Beyond that, the whole concept of pregnancy astonishes me, and I'm going to use this opportunity to compare it to something that's very tangentally related: the Creation/Evolution debate. Let me explain. The whole concept of pregnancy and birth amazes me, and I don't understand it at all. It makes no sense to me, none at all. Other methods of procreation are similar as far as I perceive them, but none of them is quite as bewildering to me as live birth. I studied it in middle school, high school, and probably at some point in college. I understand the basics of the science - the bits that I should understand given my level and type of education - but that just doesn't take me all the way. Does it not astonish anyone else that, following conception, a human being starts out as one cell, then a cluster of cells, then (in most cases) forms in a perfectly patterned process? Does it not astonish anyone else that after months, this winds up being a tiny human person? Does it not astonish anyone else that this entire process happens within another human person? I think that most of us are so accustomed to this idea, which is one that we grow up with, that we don't stop to think about just how bizarre and amazing that is. A tiny cell, which is formed from the combination of two other cells that come from two entirely different people, spends the better part of a year inside a human person, and turns from a one-celled human person into a recognizable human person. When it's all ready, it violently emerges from that other human person that it was inside, and then it starts growing, to the point that within a matter of months, it's basically unrecognizable from what it was when it was born.

That's amazing. That's a miracle, in every possible sense of the word. And it also makes absolutely no sense to me. I can understand the science behind it, I can understand it from a completely factual and scientific and cognizant perspective, and yet, I can't fully comprehend it.

So, how does this tie into the Creation/Evolution debate? Well, let me first state that my own leaning on that issue is in the direction of Intelligent Design - which is to say, the Creation story found in the Book of Genesis is figurative, and describes in poetic or allegorical terms what happened in a very lengthy and precise way over a very long period of time. However, I'm not dogmatic about that. I've seen a handful of descriptions that indicate to me that the Young Earth/literal Creation explanation could have some merit. I've seen more evidence that Evolution is a viable theory, which would lead me to believe that God used Evolution as a mechanism, in a way similar to the way that God uses gravity, or time - two other forces that I can understand facts about, but can't fathom on a deeper level. My ultimate reaction, though, is to ask myself: "Who cares?"

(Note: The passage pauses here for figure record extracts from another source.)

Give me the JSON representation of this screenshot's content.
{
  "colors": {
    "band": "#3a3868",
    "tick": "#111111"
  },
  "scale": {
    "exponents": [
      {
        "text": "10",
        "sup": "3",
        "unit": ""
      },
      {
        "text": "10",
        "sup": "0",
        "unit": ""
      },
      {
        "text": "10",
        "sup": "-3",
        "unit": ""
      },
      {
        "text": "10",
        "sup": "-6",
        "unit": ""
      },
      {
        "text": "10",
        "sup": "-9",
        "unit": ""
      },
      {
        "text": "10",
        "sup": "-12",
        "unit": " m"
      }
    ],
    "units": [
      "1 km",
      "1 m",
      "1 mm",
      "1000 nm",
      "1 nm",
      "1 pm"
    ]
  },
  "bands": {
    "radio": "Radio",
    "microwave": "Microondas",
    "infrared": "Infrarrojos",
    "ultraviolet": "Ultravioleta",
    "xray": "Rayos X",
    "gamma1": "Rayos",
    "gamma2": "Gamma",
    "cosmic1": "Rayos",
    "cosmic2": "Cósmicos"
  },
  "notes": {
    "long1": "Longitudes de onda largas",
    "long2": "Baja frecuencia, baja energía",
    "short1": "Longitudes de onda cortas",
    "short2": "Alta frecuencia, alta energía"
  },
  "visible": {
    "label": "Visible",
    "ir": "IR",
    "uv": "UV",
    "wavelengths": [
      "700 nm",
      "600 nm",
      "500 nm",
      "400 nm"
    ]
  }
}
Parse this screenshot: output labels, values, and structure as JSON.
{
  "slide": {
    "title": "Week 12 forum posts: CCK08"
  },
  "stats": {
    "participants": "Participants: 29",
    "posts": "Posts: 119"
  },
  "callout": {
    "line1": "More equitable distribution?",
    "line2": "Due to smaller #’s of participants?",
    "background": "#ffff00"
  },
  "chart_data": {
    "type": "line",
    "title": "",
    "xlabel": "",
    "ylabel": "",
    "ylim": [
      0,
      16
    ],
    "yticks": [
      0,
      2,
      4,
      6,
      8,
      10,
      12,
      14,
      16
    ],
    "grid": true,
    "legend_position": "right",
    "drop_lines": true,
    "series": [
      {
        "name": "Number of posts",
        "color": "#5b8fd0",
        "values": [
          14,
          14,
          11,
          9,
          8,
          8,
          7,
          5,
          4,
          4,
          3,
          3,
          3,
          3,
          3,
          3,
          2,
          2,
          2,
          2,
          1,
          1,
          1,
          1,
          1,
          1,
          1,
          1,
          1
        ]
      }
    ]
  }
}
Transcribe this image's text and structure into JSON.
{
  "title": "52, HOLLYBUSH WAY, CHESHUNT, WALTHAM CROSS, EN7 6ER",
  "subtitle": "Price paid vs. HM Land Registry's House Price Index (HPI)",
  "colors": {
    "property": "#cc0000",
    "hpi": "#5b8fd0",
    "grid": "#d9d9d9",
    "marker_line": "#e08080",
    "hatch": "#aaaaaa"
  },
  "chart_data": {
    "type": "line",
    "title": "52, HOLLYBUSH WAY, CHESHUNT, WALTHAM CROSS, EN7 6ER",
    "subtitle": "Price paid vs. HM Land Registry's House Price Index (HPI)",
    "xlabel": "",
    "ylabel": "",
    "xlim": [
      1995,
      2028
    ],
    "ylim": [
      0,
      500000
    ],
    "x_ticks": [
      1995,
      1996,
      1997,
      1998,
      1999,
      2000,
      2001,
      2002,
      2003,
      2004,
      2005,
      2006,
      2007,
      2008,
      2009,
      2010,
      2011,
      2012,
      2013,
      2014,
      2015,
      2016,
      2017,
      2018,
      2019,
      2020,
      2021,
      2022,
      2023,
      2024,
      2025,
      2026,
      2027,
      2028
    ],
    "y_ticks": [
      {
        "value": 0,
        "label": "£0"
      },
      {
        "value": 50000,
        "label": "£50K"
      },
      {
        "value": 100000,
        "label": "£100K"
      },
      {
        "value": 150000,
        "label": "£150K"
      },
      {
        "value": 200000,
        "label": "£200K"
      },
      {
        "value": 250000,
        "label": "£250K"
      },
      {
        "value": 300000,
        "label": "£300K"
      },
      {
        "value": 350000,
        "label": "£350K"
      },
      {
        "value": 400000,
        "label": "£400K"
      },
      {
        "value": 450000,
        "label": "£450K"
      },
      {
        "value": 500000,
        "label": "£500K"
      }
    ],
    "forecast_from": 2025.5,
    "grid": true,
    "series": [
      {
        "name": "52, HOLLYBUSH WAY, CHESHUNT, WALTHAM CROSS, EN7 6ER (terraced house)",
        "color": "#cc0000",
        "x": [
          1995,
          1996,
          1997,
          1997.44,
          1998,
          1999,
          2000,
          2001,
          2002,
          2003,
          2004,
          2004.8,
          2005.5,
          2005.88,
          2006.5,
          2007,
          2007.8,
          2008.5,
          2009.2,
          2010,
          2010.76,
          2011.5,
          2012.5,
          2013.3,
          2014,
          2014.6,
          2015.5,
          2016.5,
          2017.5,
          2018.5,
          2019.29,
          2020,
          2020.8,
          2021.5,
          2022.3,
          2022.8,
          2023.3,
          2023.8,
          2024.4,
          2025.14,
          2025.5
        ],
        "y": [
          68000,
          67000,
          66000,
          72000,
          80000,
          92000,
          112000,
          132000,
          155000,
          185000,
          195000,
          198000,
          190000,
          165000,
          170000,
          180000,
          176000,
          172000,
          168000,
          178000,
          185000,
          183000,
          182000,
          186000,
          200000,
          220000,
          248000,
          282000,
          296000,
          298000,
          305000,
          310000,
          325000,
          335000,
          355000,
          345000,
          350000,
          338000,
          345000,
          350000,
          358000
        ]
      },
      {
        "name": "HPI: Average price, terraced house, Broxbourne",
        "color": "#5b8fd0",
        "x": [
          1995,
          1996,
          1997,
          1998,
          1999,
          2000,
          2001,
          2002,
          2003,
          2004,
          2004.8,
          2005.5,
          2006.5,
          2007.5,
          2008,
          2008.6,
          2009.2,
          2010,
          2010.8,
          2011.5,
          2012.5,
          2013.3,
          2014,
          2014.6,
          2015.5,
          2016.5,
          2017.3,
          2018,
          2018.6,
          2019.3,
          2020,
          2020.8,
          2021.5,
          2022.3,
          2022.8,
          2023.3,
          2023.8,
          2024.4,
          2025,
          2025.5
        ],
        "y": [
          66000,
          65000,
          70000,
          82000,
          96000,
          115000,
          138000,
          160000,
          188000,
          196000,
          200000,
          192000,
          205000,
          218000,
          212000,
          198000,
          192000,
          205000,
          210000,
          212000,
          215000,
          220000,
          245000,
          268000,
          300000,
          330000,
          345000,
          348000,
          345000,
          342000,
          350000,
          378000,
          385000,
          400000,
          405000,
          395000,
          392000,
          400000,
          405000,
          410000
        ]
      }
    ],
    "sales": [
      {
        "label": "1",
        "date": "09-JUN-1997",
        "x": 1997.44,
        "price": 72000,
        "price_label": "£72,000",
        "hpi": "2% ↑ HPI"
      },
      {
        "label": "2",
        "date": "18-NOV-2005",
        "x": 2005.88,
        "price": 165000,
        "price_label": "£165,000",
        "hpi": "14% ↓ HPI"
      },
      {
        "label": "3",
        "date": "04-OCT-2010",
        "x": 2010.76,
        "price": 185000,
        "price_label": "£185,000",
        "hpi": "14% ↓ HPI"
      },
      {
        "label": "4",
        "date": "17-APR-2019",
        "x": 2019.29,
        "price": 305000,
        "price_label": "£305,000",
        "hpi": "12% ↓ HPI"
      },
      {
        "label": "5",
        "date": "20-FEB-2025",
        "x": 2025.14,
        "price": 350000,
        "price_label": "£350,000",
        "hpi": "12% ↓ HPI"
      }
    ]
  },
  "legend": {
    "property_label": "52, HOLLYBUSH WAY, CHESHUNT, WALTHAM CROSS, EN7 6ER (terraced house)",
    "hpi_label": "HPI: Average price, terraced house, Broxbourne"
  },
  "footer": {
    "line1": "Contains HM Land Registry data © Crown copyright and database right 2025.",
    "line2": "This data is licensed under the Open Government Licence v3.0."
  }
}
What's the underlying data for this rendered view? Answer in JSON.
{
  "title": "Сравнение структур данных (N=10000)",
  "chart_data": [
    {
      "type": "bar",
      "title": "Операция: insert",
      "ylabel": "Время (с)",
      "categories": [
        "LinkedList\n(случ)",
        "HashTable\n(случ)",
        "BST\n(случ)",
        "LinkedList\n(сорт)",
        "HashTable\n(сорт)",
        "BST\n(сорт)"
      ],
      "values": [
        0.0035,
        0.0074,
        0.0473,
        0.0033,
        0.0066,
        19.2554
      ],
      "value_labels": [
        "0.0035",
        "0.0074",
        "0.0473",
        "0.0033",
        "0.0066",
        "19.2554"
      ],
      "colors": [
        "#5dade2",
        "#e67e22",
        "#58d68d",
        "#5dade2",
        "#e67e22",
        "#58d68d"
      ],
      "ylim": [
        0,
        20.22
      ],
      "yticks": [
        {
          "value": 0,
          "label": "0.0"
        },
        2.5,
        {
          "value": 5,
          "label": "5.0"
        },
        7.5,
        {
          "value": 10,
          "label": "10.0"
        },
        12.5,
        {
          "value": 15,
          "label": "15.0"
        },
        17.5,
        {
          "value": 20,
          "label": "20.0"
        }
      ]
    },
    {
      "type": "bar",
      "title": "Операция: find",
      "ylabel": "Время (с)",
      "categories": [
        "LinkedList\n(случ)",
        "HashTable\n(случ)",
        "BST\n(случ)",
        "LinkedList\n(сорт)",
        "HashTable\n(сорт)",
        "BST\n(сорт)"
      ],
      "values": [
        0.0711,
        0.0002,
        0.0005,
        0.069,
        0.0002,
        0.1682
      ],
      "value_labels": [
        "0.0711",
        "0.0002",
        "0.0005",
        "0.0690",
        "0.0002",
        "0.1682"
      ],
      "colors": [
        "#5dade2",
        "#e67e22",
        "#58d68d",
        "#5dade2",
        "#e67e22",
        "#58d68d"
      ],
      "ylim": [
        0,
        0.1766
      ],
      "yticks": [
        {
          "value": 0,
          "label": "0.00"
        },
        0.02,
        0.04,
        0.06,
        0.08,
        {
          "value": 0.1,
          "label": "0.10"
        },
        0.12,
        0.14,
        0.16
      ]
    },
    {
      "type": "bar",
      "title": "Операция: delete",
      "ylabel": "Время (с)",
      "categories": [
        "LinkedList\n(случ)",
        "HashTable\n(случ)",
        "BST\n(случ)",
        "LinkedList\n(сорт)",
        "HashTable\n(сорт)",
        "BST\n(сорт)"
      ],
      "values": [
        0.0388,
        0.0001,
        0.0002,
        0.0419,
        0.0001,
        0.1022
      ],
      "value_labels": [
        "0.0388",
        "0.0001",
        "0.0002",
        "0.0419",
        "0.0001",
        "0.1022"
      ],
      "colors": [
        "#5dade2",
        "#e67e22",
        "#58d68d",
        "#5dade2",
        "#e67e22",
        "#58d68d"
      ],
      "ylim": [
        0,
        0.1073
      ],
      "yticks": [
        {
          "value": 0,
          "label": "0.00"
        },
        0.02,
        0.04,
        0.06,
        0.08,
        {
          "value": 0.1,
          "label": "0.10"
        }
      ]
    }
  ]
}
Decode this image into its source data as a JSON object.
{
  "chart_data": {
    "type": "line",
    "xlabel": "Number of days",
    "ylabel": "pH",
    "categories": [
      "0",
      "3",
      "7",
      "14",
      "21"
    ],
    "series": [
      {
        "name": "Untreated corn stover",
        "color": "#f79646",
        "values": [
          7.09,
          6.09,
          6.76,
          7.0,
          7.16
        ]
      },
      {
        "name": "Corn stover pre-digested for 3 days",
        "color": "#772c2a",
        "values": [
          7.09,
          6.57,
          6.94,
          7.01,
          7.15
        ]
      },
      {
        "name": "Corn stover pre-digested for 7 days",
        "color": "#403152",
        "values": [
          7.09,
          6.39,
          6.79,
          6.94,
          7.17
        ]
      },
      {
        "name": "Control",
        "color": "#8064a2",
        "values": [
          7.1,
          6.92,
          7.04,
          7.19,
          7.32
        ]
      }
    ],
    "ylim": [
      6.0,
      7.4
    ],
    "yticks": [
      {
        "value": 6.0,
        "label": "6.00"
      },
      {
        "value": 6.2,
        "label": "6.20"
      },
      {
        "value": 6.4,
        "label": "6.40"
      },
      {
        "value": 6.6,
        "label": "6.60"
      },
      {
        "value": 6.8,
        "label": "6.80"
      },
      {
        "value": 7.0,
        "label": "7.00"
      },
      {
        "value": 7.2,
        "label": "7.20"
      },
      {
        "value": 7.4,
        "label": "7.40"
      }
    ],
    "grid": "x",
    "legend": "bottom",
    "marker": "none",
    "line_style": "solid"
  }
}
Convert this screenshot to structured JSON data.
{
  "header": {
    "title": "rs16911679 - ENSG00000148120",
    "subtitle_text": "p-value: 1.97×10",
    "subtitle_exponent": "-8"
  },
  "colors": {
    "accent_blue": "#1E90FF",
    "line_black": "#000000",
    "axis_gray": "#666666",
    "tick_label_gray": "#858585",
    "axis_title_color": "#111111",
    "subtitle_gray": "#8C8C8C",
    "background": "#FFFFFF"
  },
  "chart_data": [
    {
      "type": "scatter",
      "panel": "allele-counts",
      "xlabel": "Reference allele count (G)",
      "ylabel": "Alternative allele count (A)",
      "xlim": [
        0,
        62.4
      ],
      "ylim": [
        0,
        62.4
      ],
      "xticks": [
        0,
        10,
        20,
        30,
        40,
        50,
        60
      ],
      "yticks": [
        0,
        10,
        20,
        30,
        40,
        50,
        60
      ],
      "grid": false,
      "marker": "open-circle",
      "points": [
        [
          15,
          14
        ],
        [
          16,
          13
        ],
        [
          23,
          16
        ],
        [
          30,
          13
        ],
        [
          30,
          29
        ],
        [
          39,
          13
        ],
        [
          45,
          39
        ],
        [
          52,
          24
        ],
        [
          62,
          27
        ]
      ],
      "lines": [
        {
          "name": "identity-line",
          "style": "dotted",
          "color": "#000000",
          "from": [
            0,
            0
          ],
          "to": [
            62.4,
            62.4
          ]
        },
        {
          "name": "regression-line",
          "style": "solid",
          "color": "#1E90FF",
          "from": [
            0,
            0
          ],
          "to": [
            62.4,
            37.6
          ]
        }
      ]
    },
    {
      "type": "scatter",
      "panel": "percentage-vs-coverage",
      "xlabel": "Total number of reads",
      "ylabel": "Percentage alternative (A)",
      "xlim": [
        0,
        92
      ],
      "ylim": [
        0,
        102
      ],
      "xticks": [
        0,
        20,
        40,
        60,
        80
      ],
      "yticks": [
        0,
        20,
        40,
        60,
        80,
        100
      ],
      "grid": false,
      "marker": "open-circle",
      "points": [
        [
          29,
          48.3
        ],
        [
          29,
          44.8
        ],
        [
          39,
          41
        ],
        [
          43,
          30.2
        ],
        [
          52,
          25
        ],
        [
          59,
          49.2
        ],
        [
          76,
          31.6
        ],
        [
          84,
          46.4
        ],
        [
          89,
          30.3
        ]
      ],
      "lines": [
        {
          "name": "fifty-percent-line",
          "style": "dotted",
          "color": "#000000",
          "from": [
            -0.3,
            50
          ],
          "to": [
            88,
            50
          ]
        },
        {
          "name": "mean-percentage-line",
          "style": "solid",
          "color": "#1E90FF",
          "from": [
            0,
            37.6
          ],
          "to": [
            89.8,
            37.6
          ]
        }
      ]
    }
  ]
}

There are certain groups of Christians who are obtusely dogmatic about a literal interpretation of Genesis. There are similar groups of atheists who are every bit as dogmatic, often at the cost of actual scientific rigor, and nearly always at the cost of any sort of civility, about their own beliefs. Don't get me wrong: there are non-religious folks who accept evolutionary theories on their actual scientific merits. However, the entire point of the obsession over Darwin in some circles is that it was in the 1800's, and has become today, a surrogate religion for those who wish to reject God, to one degree or another.

So, where am I going with this? I see human and universal origins in much the same way that I see pregnancy and birth. I can look at the supposed evidence for Evolution (which isn't as airtight as what many evolutionists would have you believe), and I can understand the processes and theories that science suggests were involved in the creation of the universe, the world, and life. Even if I can understand the evidence and the science behind it, that doesn't remove the sense of absolute breathtaking marvel. It's the same way with pregnancy: I find it to be an absolute marvel. It's amazing and astonishing and counter-intuitive, even if I can understand it for what it is.

That was probably sort of a rambling, blathery mess. I have things to do, so I'll close this up. Have a great day, folks.